Il teatro diventa così uno strumento di reale cambiamento sociale. Il pubblico, infatti, e gli attori stessi si trovano a fingere una situazione che spesso nella loro vita è stata reale ed è per questo che possono facilmente entrare nel personaggio. Ci conferma Fabrizio Martini: “Per il TdO, sono molto più attori quelli che non lo fanno di mestiere. Sono meno costruiti, possono tirare fuori quello che sentono, la realtà quotidiana”.
È un teatro che non dà risposte, almeno non prima di aver stabilito insieme le domande. Ed è per questo che si svolge in strutture non teatrali: “Scena e spettatori – continua Michele – devono essere sullo stesso piano. Non c’è palco, il pubblico deve poter intervenire liberamente, sostituire un personaggio che secondo lui sta subendo un’oppressione e provare a cambiare la situazione”.
Stiamo parlando del Teatro Forum, la tecnica più diffusa del TdO, e che è stata sperimentata anche dai corsisti di Comunicare Intercultura e Fare Rete.
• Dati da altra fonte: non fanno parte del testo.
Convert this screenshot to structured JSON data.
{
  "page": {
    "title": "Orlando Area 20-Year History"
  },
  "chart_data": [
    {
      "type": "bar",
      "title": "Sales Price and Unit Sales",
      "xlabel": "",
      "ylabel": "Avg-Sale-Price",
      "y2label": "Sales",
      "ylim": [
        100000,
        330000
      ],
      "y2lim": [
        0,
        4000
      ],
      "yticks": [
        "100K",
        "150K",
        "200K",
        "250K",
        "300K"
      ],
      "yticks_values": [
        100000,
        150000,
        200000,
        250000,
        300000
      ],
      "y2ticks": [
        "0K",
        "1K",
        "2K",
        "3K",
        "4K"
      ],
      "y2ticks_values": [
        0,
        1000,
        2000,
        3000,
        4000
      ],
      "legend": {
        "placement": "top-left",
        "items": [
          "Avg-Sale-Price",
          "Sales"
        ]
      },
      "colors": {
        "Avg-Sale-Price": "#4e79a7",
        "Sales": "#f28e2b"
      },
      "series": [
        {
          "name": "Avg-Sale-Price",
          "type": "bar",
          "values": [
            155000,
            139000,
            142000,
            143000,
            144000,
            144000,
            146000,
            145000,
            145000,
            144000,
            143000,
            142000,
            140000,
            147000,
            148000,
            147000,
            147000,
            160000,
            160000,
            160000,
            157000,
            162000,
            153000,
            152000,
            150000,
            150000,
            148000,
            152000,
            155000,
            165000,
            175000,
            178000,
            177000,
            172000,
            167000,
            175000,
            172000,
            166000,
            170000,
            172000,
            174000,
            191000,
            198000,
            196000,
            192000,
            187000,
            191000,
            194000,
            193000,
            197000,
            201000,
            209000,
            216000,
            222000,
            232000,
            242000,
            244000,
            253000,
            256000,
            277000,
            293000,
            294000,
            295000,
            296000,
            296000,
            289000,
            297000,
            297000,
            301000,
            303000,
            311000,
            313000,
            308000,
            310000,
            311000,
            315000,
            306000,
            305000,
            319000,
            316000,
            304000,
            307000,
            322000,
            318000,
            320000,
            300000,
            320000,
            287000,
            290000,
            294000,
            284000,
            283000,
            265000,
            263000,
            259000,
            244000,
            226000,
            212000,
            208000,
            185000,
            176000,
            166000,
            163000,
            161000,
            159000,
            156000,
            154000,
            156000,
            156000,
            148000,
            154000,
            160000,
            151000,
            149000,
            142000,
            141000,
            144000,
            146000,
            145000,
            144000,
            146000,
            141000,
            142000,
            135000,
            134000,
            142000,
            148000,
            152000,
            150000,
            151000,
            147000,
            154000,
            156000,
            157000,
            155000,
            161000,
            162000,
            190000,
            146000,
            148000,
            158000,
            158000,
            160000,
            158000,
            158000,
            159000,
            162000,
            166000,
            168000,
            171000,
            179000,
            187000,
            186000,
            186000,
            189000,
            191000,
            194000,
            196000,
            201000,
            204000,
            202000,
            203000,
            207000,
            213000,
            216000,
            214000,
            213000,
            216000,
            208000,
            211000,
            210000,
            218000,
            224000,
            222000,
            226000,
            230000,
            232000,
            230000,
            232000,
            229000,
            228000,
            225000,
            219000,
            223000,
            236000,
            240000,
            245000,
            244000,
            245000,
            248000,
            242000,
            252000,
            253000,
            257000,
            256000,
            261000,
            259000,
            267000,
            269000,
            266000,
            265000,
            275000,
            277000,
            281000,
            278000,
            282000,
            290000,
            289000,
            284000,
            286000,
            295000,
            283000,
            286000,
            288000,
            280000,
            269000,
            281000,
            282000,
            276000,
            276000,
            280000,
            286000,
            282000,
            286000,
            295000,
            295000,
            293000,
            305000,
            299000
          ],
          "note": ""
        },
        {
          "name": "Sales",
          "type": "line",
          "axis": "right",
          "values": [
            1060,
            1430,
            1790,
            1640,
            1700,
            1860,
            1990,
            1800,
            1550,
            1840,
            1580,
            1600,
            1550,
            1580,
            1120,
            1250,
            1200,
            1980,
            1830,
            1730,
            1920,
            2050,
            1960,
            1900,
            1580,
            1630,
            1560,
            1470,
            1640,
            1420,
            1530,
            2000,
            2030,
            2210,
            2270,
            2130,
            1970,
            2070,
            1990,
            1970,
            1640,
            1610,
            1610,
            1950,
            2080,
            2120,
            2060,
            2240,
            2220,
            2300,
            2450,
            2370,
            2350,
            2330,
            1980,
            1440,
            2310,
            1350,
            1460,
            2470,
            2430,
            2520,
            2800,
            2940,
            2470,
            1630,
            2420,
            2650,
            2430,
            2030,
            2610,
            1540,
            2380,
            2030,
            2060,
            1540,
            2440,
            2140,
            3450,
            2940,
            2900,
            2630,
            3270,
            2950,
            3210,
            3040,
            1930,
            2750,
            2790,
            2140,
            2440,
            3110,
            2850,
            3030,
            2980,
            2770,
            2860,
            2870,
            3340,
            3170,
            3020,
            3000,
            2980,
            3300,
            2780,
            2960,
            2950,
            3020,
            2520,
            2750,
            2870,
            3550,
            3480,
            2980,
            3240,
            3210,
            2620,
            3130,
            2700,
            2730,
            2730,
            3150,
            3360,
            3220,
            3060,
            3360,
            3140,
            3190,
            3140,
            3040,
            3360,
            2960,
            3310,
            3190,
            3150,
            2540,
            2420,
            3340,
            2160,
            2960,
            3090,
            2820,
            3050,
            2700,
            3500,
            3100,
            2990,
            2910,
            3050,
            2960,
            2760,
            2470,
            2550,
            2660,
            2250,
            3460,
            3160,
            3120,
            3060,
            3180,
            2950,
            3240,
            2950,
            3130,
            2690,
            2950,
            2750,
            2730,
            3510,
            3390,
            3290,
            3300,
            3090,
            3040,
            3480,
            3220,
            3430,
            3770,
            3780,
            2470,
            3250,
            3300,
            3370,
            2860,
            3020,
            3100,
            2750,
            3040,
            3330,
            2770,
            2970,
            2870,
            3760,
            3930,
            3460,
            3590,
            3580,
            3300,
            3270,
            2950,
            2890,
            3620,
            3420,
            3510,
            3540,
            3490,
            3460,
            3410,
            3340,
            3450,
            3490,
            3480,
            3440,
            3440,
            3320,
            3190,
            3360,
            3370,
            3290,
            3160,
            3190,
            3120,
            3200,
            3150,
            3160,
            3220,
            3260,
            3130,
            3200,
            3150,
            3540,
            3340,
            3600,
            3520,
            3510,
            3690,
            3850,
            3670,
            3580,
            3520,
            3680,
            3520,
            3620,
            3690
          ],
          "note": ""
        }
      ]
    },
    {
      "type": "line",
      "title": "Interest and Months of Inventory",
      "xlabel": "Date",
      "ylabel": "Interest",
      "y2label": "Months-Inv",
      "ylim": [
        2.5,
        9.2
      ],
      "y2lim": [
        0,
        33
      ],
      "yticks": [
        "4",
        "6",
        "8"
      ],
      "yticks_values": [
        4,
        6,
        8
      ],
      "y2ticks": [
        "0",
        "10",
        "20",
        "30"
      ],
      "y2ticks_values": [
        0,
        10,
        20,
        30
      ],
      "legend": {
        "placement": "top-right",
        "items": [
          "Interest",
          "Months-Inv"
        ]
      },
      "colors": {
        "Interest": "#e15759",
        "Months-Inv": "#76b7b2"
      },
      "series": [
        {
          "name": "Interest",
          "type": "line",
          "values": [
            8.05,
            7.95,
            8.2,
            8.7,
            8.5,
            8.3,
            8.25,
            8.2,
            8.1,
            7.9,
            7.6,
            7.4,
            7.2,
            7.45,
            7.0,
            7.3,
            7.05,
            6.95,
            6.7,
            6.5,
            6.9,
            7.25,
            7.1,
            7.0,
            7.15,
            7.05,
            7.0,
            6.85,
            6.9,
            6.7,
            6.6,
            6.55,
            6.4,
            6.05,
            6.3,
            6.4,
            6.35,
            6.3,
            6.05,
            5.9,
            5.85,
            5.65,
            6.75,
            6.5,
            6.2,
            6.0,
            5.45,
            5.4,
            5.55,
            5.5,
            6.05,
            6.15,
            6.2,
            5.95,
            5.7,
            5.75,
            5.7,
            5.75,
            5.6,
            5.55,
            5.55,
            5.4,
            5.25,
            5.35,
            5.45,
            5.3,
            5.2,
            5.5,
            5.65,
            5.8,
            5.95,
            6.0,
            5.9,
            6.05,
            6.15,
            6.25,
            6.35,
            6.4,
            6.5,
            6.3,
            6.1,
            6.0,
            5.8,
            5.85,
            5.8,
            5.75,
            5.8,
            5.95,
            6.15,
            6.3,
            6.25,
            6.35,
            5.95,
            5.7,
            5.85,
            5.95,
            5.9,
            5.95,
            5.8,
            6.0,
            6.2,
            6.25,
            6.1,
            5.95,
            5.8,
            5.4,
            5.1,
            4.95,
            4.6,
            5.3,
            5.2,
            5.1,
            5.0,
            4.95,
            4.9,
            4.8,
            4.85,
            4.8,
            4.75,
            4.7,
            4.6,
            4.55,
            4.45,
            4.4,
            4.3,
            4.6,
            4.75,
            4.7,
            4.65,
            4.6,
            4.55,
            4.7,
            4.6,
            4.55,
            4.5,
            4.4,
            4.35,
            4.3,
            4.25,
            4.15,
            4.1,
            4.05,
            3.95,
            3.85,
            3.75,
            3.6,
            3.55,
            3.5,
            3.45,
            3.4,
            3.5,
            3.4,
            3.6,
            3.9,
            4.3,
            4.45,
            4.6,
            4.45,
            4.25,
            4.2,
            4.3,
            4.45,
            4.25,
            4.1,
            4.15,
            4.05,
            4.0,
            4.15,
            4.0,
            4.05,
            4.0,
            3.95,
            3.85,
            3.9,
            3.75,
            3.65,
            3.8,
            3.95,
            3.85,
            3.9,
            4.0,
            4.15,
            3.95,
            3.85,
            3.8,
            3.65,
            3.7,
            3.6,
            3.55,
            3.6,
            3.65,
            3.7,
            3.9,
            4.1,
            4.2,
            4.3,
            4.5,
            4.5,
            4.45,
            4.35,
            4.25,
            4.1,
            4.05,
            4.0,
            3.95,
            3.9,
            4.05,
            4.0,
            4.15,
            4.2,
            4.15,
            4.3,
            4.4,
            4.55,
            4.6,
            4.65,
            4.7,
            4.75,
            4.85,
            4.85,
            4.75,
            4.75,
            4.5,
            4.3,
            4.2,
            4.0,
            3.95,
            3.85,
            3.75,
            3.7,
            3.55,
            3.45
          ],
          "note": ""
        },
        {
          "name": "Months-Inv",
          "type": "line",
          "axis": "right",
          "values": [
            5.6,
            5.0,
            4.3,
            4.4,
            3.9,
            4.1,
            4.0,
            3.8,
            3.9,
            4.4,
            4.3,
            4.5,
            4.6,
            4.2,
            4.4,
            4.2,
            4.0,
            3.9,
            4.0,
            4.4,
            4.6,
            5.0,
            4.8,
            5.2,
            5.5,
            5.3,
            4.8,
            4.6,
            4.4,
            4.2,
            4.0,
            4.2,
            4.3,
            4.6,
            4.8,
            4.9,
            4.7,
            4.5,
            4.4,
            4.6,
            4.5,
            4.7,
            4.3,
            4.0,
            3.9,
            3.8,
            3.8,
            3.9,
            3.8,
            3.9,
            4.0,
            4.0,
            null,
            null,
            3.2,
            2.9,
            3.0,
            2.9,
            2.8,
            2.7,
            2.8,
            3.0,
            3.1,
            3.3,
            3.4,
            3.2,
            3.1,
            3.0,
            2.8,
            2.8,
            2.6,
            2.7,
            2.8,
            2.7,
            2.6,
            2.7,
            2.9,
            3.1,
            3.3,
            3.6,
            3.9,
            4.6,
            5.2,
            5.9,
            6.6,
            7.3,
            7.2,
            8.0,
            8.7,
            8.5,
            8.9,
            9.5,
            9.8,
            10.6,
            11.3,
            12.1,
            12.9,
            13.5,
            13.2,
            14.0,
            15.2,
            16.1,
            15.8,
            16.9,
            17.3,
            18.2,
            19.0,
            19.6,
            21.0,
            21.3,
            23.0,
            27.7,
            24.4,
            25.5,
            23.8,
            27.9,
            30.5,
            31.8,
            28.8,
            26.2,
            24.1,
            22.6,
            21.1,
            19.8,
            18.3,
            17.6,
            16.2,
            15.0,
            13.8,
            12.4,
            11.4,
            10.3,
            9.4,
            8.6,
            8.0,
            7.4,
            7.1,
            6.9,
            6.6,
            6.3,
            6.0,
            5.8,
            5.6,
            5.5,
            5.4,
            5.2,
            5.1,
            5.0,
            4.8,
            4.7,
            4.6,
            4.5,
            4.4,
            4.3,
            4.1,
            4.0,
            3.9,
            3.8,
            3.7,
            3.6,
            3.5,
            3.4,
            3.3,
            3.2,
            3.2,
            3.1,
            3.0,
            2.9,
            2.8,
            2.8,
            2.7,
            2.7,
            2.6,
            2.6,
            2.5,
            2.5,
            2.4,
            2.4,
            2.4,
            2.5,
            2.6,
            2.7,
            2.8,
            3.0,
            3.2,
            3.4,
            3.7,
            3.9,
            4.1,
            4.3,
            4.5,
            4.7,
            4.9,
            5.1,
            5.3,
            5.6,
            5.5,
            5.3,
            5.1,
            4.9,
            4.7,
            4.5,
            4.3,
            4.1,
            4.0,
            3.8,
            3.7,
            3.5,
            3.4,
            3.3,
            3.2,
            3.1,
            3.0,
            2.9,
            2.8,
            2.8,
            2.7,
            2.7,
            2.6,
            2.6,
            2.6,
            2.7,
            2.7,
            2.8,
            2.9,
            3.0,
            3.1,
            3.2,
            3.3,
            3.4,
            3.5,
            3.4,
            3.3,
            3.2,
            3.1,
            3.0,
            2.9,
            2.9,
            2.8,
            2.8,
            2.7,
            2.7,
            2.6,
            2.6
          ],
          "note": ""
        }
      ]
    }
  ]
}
Lo spettacolo viene presentato due volte. La prima volta gli attori mettono in scena una situazione che hanno costruito insieme, lungo un percorso di giochi teatrali serviti a sciogliere rigidità corporee e percettive. La seconda volta, invece, il pubblico è chiamato a intervenire. Ogni qualvolta a qualcuno sembri che un personaggio avrebbe dovuto comportarsi in un altro modo, interrompe lo spettacolo e si sostituisce ad esso.
È così che si trovano soluzioni alternative a quelle, provocatorie, presentate la prima volta. Il rischio è che queste alternative portino ad effetti ancor più tragici di quelli proposti. Il fine del TdO infatti è quello di stimolare una discussione, di porsi delle domande, di riconoscere le proprie oppressioni. Solo allora si potrà far qualcosa per superarle.